Let's consider the polynomials
$$ p_n(x) = \prod_{i=0}^{n-1}(x-i)=\sum_{i=1}^{n} a_{n,i}x^i$$.
for all $n \in \mathbb{N}$. If $n=1$, then $p_1(x) = x$ and $a_{1,1} = 1$.
Since I know that:
$$p_{n+1}(x) = p_n(x)(x-n)$$
then I can deduce the following:
$$\begin{eqnarray} \sum_{i=1}^{n+1} a_{n+1,i}x^i & = & \sum_{i=1}^{n} a_{n,i}x^i(x-n) = \\ & = & \sum_{i=1}^{n} a_{n,i}x^{i+1}-\sum_{i=1}^{n} na_{n,i}x^i = \\ & = & \sum_{i=2}^{n+1} a_{n,i-1}x^{i}-\sum_{i=1}^{n} na_{n,i}x^i = \\ & = & a_{n,n}x^{n+1} + \sum_{i=2}^{n} (a_{n,i-1}-na_{n,i})x^i -na_{n,1}x.\\ \end{eqnarray}$$
Then I get this recurrence relation for the coefficients $a$:
$$\left\{\begin{array}{lcll} a_{n+1,n+1} & = & a_{n,n} & \\ a_{n+1,i} & = & a_{n,i-1}-na_{n,i} &~\forall i \in \{2, \ldots, n\}, ~\forall n \geq 2 \\ a_{n+1,1} & = & -na_{n,1} & \\ a_{1,1} & = & 1 & \end{array}\right.$$
Is this right?
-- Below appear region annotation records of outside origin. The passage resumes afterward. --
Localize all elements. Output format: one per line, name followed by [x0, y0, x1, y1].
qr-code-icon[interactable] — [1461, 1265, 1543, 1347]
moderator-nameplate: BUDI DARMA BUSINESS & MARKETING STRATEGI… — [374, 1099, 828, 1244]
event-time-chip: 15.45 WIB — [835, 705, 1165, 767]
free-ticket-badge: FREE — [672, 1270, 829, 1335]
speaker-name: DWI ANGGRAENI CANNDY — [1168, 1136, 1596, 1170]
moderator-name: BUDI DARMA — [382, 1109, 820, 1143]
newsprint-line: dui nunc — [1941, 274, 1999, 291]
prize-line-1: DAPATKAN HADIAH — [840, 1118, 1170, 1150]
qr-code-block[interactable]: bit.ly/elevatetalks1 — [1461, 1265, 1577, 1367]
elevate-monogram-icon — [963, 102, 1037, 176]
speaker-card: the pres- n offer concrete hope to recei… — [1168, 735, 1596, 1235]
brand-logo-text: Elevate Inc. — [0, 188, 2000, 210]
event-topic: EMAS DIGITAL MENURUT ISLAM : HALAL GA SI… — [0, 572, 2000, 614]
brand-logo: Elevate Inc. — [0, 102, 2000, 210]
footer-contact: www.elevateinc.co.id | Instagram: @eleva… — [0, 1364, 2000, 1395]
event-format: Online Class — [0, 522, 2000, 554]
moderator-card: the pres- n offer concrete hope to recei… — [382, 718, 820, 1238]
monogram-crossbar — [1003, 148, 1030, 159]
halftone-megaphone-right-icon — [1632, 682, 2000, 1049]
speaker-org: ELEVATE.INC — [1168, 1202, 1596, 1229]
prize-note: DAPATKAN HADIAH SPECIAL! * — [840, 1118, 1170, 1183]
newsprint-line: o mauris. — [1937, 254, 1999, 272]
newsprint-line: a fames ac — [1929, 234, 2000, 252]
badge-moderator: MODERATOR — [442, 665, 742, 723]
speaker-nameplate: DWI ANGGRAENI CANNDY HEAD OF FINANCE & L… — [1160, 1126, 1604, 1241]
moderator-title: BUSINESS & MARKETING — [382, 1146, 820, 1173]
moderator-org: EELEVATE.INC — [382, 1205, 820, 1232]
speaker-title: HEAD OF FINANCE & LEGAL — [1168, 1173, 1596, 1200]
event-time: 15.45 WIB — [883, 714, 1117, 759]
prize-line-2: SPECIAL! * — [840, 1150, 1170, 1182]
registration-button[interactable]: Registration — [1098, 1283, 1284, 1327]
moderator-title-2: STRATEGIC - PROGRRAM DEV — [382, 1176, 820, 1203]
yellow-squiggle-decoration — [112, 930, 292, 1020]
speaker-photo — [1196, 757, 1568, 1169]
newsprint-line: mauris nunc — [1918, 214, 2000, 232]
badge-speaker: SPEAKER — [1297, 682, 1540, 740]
I wrote a Matlab code for this but it seems to work only up to $n=19$!!! I mean, I produce two polynomials, one using the formula
$$p_n(x) = \prod_{i=0}^{n-1}(x-i)$$
and one using the recurrence relation I found. When $n=20$, the difference between the two polynomial is not $0$. Is my maths correct or I have to review my code?
Hint: $a_{n,i}$ are the Stirling numbers of the first kind